Fabuleux trésor, faux clocher fortifié et culte de Sainte-Anne

Cette église qui appartenait à l’origine au chapitre des chanoines était réservée à leur usage. La partie gothique est très lumineuse grâce aux vitraux qui ont conservé leurs couleurs vives. Elle abrite un trésor présenté derrière une vitre blindée sous atmosphère contrôlée. « Il a été rapatrié l’an dernier comme ce reliquaire monstrance ostensoir qui renferme des reliques de Saint-Clair, Saint-Martial et Saint-Georges » explique Jean Riboulet, « on peut voir aussi une jolie croix reliquaire du XIIIe siècle commandée par les chanoines, incrustée de pierres semi précieuses et de camées dont deux d’origine antique. Cet objet a été présenté lors d’expositions en France et à l’étranger. » Le clocher est affublé de faux remparts et de fausses meurtrières. « C’était pour impressionner d’éventuels agresseurs en leur faire croire qu’il y avait une défense » raconte l’élu. « Depuis le XVe siècle la ville était close mais il ne reste presque plus rien des remparts. »
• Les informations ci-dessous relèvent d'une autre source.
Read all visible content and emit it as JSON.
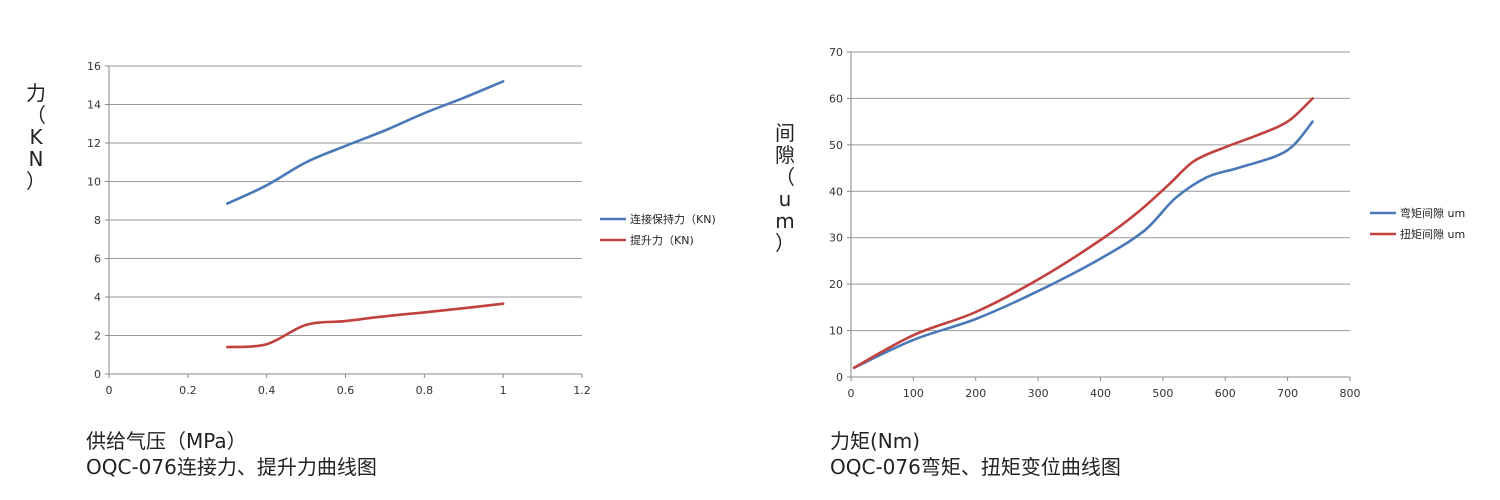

Cette croix reliquaire incrustée de pierres semi précieuses fait partie du trésor d’Eymoutiers / Le culte de Sainte-Anne était très développé en Limousin © Corinne Mérigaud

Autour de la collégiale subsistent de belles maisons bâties par les chanoines, des fils de notables issus notamment de grandes familles corréziennes Pompadour, Comborn et d’Ussel. Rue des Ursulines, une statue de Sainte-Anne est flanquée dans une niche. « Son culte est très développé ici, autant qu’en Bretagne, et un pèlerinage a lieu tous les ans en juillet à Sainte-Anne-Saint-Priest » précise-t-il. Une belle maison gothique à encorbellement située au n° 6 est le dernier témoin de cette époque.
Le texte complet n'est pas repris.